Die russischen Oligarchen sind bekannt dafür, dass sie ihren Reichtum auch gerne zeigen. Dies geschieht vor allem in Moskau. So gehören zum Beispiel die Immobilienpreise in der Ostoschenka-Straße zu den höchsten der Welt. Die Zahl der russischen Milliardäre stieg innerhalb eines Jahres um rund ein Drittel von 53 im Jahr 2007 auf 71 in diesem Jahr, die das "Forbes"-Magazin ermittelte. Die meisten haben ihr Geld mit Rohstoffen gemacht, mit Öl, Stahl und Bergbau, die in Zeiten einfacher Kredite und großer Nachfrage florierten.

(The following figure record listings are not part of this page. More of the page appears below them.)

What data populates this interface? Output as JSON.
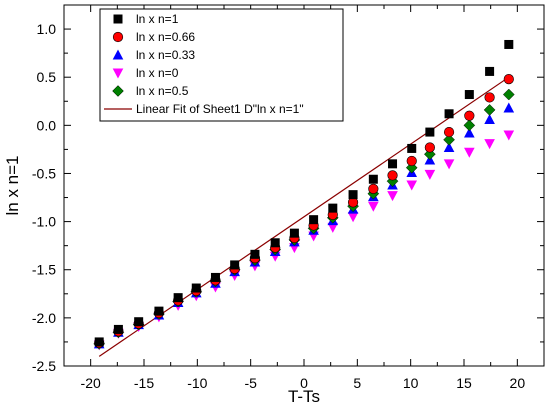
{
  "chart_data": {
    "type": "scatter",
    "title": "",
    "xlabel": "T-Ts",
    "ylabel": "ln x n=1",
    "xlim": [
      -22.5,
      22.5
    ],
    "ylim": [
      -2.5,
      1.25
    ],
    "xticks": [
      -20,
      -15,
      -10,
      -5,
      0,
      5,
      10,
      15,
      20
    ],
    "yticks": [
      -2.5,
      -2.0,
      -1.5,
      -1.0,
      -0.5,
      0.0,
      0.5,
      1.0
    ],
    "ytick_labels": [
      "-2.5",
      "-2.0",
      "-1.5",
      "-1.0",
      "-0.5",
      "0.0",
      "0.5",
      "1.0"
    ],
    "grid": false,
    "legend_position": "top-left",
    "x": [
      -19.2,
      -17.4,
      -15.5,
      -13.6,
      -11.8,
      -10.1,
      -8.3,
      -6.5,
      -4.6,
      -2.7,
      -0.9,
      0.9,
      2.7,
      4.6,
      6.5,
      8.3,
      10.1,
      11.8,
      13.6,
      15.5,
      17.4,
      19.2
    ],
    "series": [
      {
        "name": "ln x n=1",
        "marker": "square",
        "color": "#000000",
        "values": [
          -2.25,
          -2.12,
          -2.04,
          -1.93,
          -1.79,
          -1.69,
          -1.58,
          -1.45,
          -1.34,
          -1.22,
          -1.12,
          -0.98,
          -0.86,
          -0.72,
          -0.56,
          -0.4,
          -0.24,
          -0.07,
          0.12,
          0.32,
          0.56,
          0.84
        ]
      },
      {
        "name": "ln x n=0.66",
        "marker": "circle",
        "color": "#ff0000",
        "values": [
          -2.26,
          -2.14,
          -2.06,
          -1.95,
          -1.82,
          -1.72,
          -1.61,
          -1.49,
          -1.38,
          -1.27,
          -1.17,
          -1.04,
          -0.93,
          -0.8,
          -0.66,
          -0.52,
          -0.37,
          -0.23,
          -0.07,
          0.1,
          0.29,
          0.48
        ]
      },
      {
        "name": "ln x n=0.33",
        "marker": "triangle-up",
        "color": "#0000ff",
        "values": [
          -2.27,
          -2.15,
          -2.07,
          -1.97,
          -1.84,
          -1.74,
          -1.64,
          -1.52,
          -1.42,
          -1.31,
          -1.21,
          -1.09,
          -0.99,
          -0.87,
          -0.74,
          -0.62,
          -0.49,
          -0.36,
          -0.23,
          -0.08,
          0.06,
          0.18
        ]
      },
      {
        "name": "ln x n=0",
        "marker": "triangle-down",
        "color": "#ff00ff",
        "values": [
          -2.28,
          -2.16,
          -2.09,
          -1.99,
          -1.87,
          -1.77,
          -1.68,
          -1.56,
          -1.46,
          -1.36,
          -1.27,
          -1.15,
          -1.06,
          -0.95,
          -0.84,
          -0.73,
          -0.62,
          -0.51,
          -0.4,
          -0.28,
          -0.19,
          -0.1
        ]
      },
      {
        "name": "ln x n=0.5",
        "marker": "diamond",
        "color": "#008000",
        "values": [
          -2.27,
          -2.15,
          -2.07,
          -1.96,
          -1.83,
          -1.73,
          -1.62,
          -1.5,
          -1.4,
          -1.29,
          -1.19,
          -1.07,
          -0.96,
          -0.84,
          -0.71,
          -0.58,
          -0.44,
          -0.3,
          -0.15,
          0.0,
          0.16,
          0.32
        ]
      }
    ],
    "fit_line": {
      "name": "Linear Fit of Sheet1 D\"ln x n=1\"",
      "color": "#8b0000",
      "x": [
        -19.2,
        19.2
      ],
      "y": [
        -2.4,
        0.5
      ]
    }
  }
}
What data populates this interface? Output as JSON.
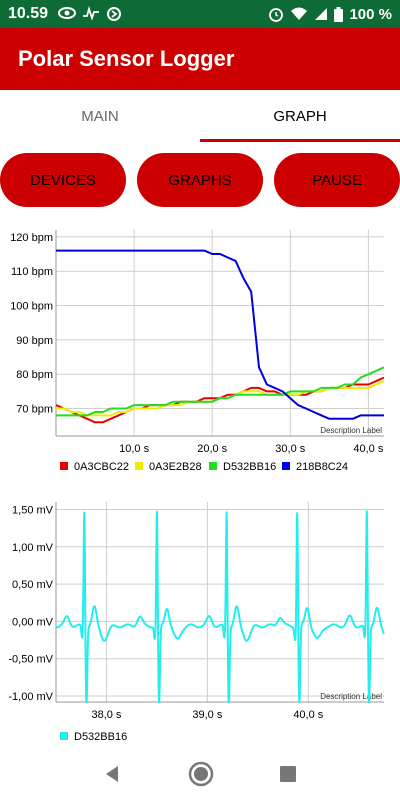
{
  "status_bar": {
    "time": "10.59",
    "battery": "100 %"
  },
  "app": {
    "title": "Polar Sensor Logger"
  },
  "tabs": [
    {
      "label": "MAIN"
    },
    {
      "label": "GRAPH"
    }
  ],
  "buttons": {
    "devices": "DEVICES",
    "graphs": "GRAPHS",
    "pause": "PAUSE"
  },
  "colors": {
    "accent": "#cc0000",
    "status": "#0e6b35"
  },
  "chart_data": [
    {
      "type": "line",
      "title": "",
      "description_label": "Description Label",
      "xlim": [
        0,
        42
      ],
      "ylim": [
        62,
        122
      ],
      "y_ticks": [
        70,
        80,
        90,
        100,
        110,
        120
      ],
      "y_tick_labels": [
        "70 bpm",
        "80 bpm",
        "90 bpm",
        "100 bpm",
        "110 bpm",
        "120 bpm"
      ],
      "x_ticks": [
        10,
        20,
        30,
        40
      ],
      "x_tick_labels": [
        "10,0 s",
        "20,0 s",
        "30,0 s",
        "40,0 s"
      ],
      "legend_position": "bottom-left",
      "series": [
        {
          "name": "0A3CBC22",
          "color": "#ee0000",
          "x": [
            0,
            1,
            2,
            3,
            4,
            5,
            6,
            7,
            8,
            9,
            10,
            11,
            12,
            13,
            14,
            15,
            16,
            17,
            18,
            19,
            20,
            21,
            22,
            23,
            24,
            25,
            26,
            27,
            28,
            29,
            30,
            31,
            32,
            33,
            34,
            35,
            36,
            37,
            38,
            39,
            40,
            41,
            42
          ],
          "y": [
            71,
            70,
            69,
            68,
            67,
            66,
            66,
            67,
            68,
            69,
            70,
            70,
            71,
            71,
            71,
            71,
            72,
            72,
            72,
            73,
            73,
            73,
            74,
            74,
            75,
            76,
            76,
            75,
            75,
            74,
            74,
            74,
            74,
            75,
            75,
            76,
            76,
            76,
            77,
            77,
            77,
            78,
            79
          ]
        },
        {
          "name": "0A3E2B28",
          "color": "#eeee00",
          "x": [
            0,
            1,
            2,
            3,
            4,
            5,
            6,
            7,
            8,
            9,
            10,
            11,
            12,
            13,
            14,
            15,
            16,
            17,
            18,
            19,
            20,
            21,
            22,
            23,
            24,
            25,
            26,
            27,
            28,
            29,
            30,
            31,
            32,
            33,
            34,
            35,
            36,
            37,
            38,
            39,
            40,
            41,
            42
          ],
          "y": [
            70,
            70,
            69,
            69,
            68,
            68,
            68,
            68,
            69,
            69,
            70,
            70,
            70,
            70,
            71,
            71,
            71,
            72,
            72,
            72,
            72,
            73,
            73,
            74,
            75,
            75,
            75,
            74,
            74,
            74,
            74,
            74,
            75,
            75,
            75,
            76,
            76,
            76,
            76,
            76,
            76,
            77,
            78
          ]
        },
        {
          "name": "D532BB16",
          "color": "#22dd22",
          "x": [
            0,
            1,
            2,
            3,
            4,
            5,
            6,
            7,
            8,
            9,
            10,
            11,
            12,
            13,
            14,
            15,
            16,
            17,
            18,
            19,
            20,
            21,
            22,
            23,
            24,
            25,
            26,
            27,
            28,
            29,
            30,
            31,
            32,
            33,
            34,
            35,
            36,
            37,
            38,
            39,
            40,
            41,
            42
          ],
          "y": [
            68,
            68,
            68,
            68,
            68,
            69,
            69,
            70,
            70,
            70,
            71,
            71,
            71,
            71,
            71,
            72,
            72,
            72,
            72,
            72,
            72,
            73,
            73,
            74,
            74,
            74,
            74,
            74,
            74,
            74,
            75,
            75,
            75,
            75,
            76,
            76,
            76,
            77,
            77,
            79,
            80,
            81,
            82
          ]
        },
        {
          "name": "218B8C24",
          "color": "#0000dd",
          "x": [
            0,
            2,
            4,
            6,
            8,
            10,
            12,
            14,
            16,
            18,
            19,
            20,
            21,
            22,
            23,
            24,
            25,
            26,
            27,
            28,
            29,
            30,
            31,
            32,
            33,
            34,
            35,
            36,
            37,
            38,
            39,
            40,
            41,
            42
          ],
          "y": [
            116,
            116,
            116,
            116,
            116,
            116,
            116,
            116,
            116,
            116,
            116,
            115,
            115,
            114,
            113,
            108,
            104,
            82,
            77,
            76,
            75,
            73,
            71,
            70,
            69,
            68,
            67,
            67,
            67,
            67,
            68,
            68,
            68,
            68
          ]
        }
      ]
    },
    {
      "type": "line",
      "title": "",
      "description_label": "Description Label",
      "xlim": [
        37.5,
        40.75
      ],
      "ylim": [
        -1.08,
        1.6
      ],
      "y_ticks": [
        -1.0,
        -0.5,
        0.0,
        0.5,
        1.0,
        1.5
      ],
      "y_tick_labels": [
        "-1,00 mV",
        "-0,50 mV",
        "0,00 mV",
        "0,50 mV",
        "1,00 mV",
        "1,50 mV"
      ],
      "x_ticks": [
        38,
        39,
        40
      ],
      "x_tick_labels": [
        "38,0 s",
        "39,0 s",
        "40,0 s"
      ],
      "legend_position": "bottom-left",
      "beat_times": [
        37.78,
        38.5,
        39.19,
        39.89,
        40.58
      ],
      "series": [
        {
          "name": "D532BB16",
          "color": "#22eeee"
        }
      ]
    }
  ]
}
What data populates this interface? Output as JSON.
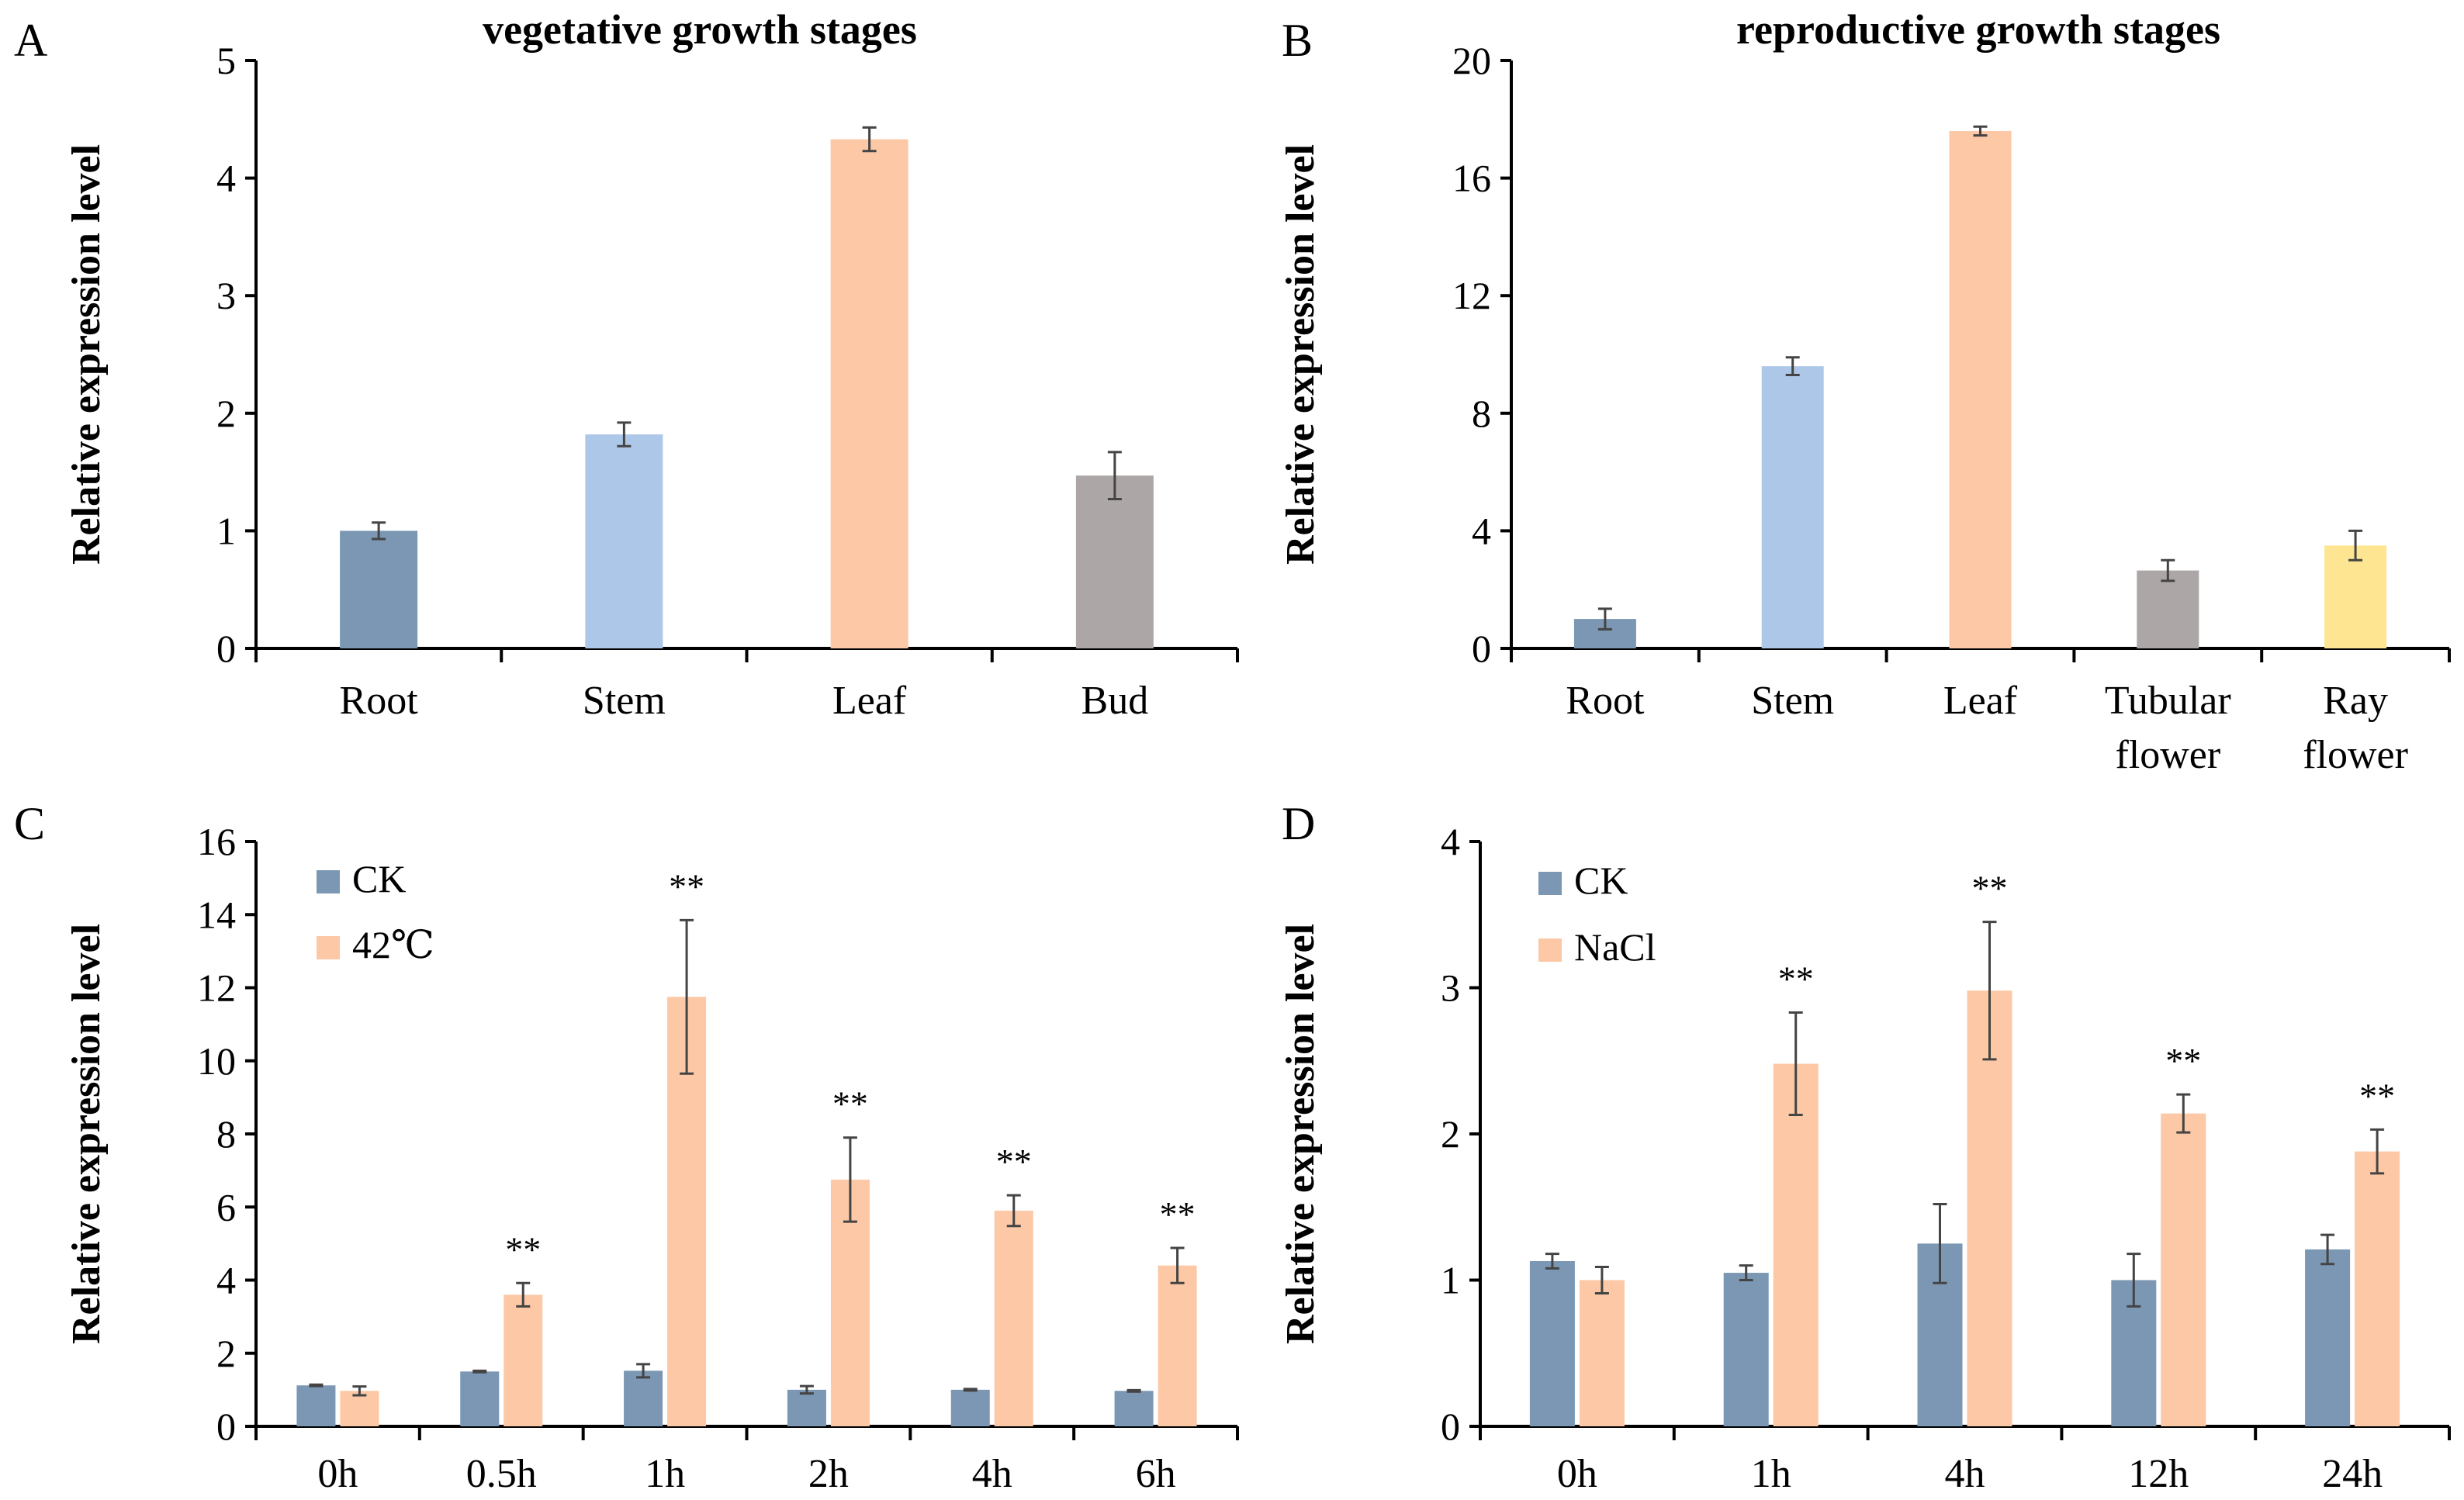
{
  "chart_data": [
    {
      "panel": "A",
      "type": "bar",
      "title": "vegetative growth stages",
      "xlabel": "",
      "ylabel": "Relative expression level",
      "ylim": [
        0,
        5
      ],
      "yticks": [
        0,
        1,
        2,
        3,
        4,
        5
      ],
      "categories": [
        "Root",
        "Stem",
        "Leaf",
        "Bud"
      ],
      "values": [
        1.0,
        1.82,
        4.33,
        1.47
      ],
      "errors": [
        0.07,
        0.1,
        0.1,
        0.2
      ],
      "colors": [
        "#7b97b3",
        "#adc7e8",
        "#fcc8a6",
        "#aca7a6"
      ]
    },
    {
      "panel": "B",
      "type": "bar",
      "title": "reproductive growth stages",
      "xlabel": "",
      "ylabel": "Relative expression level",
      "ylim": [
        0,
        20
      ],
      "yticks": [
        0,
        4,
        8,
        12,
        16,
        20
      ],
      "categories": [
        [
          "Root"
        ],
        [
          "Stem"
        ],
        [
          "Leaf"
        ],
        [
          "Tubular",
          "flower"
        ],
        [
          "Ray",
          "flower"
        ]
      ],
      "values": [
        1.0,
        9.6,
        17.6,
        2.65,
        3.5
      ],
      "errors": [
        0.35,
        0.3,
        0.15,
        0.35,
        0.5
      ],
      "colors": [
        "#7b97b3",
        "#adc7e8",
        "#fcc8a6",
        "#aca7a6",
        "#fde592"
      ]
    },
    {
      "panel": "C",
      "type": "bar",
      "title": "",
      "xlabel": "",
      "ylabel": "Relative  expression level",
      "ylim": [
        0,
        16
      ],
      "yticks": [
        0,
        2,
        4,
        6,
        8,
        10,
        12,
        14,
        16
      ],
      "categories": [
        "0h",
        "0.5h",
        "1h",
        "2h",
        "4h",
        "6h"
      ],
      "series": [
        {
          "name": "CK",
          "color": "#7b97b3",
          "values": [
            1.12,
            1.5,
            1.52,
            1.0,
            1.0,
            0.97
          ],
          "errors": [
            0.02,
            0.02,
            0.18,
            0.1,
            0.02,
            0.02
          ]
        },
        {
          "name": "42℃",
          "color": "#fcc8a6",
          "values": [
            0.97,
            3.6,
            11.75,
            6.75,
            5.9,
            4.4
          ],
          "errors": [
            0.12,
            0.32,
            2.1,
            1.15,
            0.42,
            0.48
          ]
        }
      ],
      "significance": [
        "",
        "**",
        "**",
        "**",
        "**",
        "**"
      ],
      "legend": "top-left"
    },
    {
      "panel": "D",
      "type": "bar",
      "title": "",
      "xlabel": "",
      "ylabel": "Relative expression level",
      "ylim": [
        0,
        4
      ],
      "yticks": [
        0,
        1,
        2,
        3,
        4
      ],
      "categories": [
        "0h",
        "1h",
        "4h",
        "12h",
        "24h"
      ],
      "series": [
        {
          "name": "CK",
          "color": "#7b97b3",
          "values": [
            1.13,
            1.05,
            1.25,
            1.0,
            1.21
          ],
          "errors": [
            0.05,
            0.05,
            0.27,
            0.18,
            0.1
          ]
        },
        {
          "name": "NaCl",
          "color": "#fcc8a6",
          "values": [
            1.0,
            2.48,
            2.98,
            2.14,
            1.88
          ],
          "errors": [
            0.09,
            0.35,
            0.47,
            0.13,
            0.15
          ]
        }
      ],
      "significance": [
        "",
        "**",
        "**",
        "**",
        "**"
      ],
      "legend": "top-left"
    }
  ]
}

Aber alles deutet darauf hin, dass jetzt der große Kater folgt. Russland nimmt täglich 400 Millionen Dollar (314 Millionen Euro) weniger ein durch Öl und Gas als noch Anfang Juli. Einige Unternehmen haben innerhalb kürzester Zeit bis zu 75 Prozents ihres Wertes eingebüßt. Wer wie der Aluminium-König Oleg Deripaska Beteiligungen an anderen Unternehmen wie Strabag und Hochtief über Kredite gekauft hat ist nun gezwungen, diese wieder abzustoßen.

Die exklusiven Nachtklubs, in denen ein Tisch schon mal einige zehntausend Dollar kosten kann, stehen nun vor harten Zeiten. Die Bars sind spärlicher besucht, die VIP-Bereiche leer. Auch in Clubs wie "Soho Rooms" und "Most" finden sich deutlich weniger Leute ein als früher.

Lebedew, der mit seinen 3,1 Milliarden Dollar in der "Forbes"-Liste auf Platz 358 landete, bleibt aber bemerkenswert kühl in der Krise. Dabei haben die fallenden Aktienkurse den Banker, der auch an Aeroflot beteiligt ist, schon rund zwei Drittel seines Vermögens gekostet. "Ich hoffe nur, dass diese Krise eine kalte Dusche für die ganze Hitzköpfe ist", sagt der 49-Jährige in seinem Moskauer Büro.

Er hoffe, dass wieder Vernunft einkehre in einer Stadt, wo eine Tasse Kaffee umgerechnet knapp 8 Euro, ein Glas schlechten Weins in einem guten Restaurant 11 Euro und eine Fünf-Zimmer-Wohnung in einem zentral gelegenen Stadtviertel 7.800 Euro im Monat kosten könne. Und das alles in einem Land, in dem das durchschnittliche Monatseinkommen bei rund 550 Euro liegt, erklärt Lebedew. "Wenn irgendjemand sich keinen Bentley mehr leisten kann oder ein Regierungsbürokrat sein Gulfstream-Jet für 50 Millionen Dollar verkaufen muss dann ist das etwas Gutes."

Für die wirklich Reichen sei die Krise bislang aber noch kein Grund zur Sorge, sagt Nikolai Uskow von der russischen Ausgabe des Magazins "GQ". "Die reichsten Russen kaufen weiter in großem Stil, sie können damit einfach nicht aufhören. Ich glaube, ihnen sind selbst zu Krisenzeiten weitere 10.000 oder 20.000 Euro egal." Auch der Geschäftsmann Wladimir Piroschkow glaubt nicht daran, dass viele der Reichen ihren hedonistischen Lebensstil ändern werden. "Die Finanzinstitutionen werden betroffen sein", sagt Piroschkow in der Bar "Denis Simachewit" mit Bezug auf die Krise. "Aber die Leute kommen trotzdem hierher."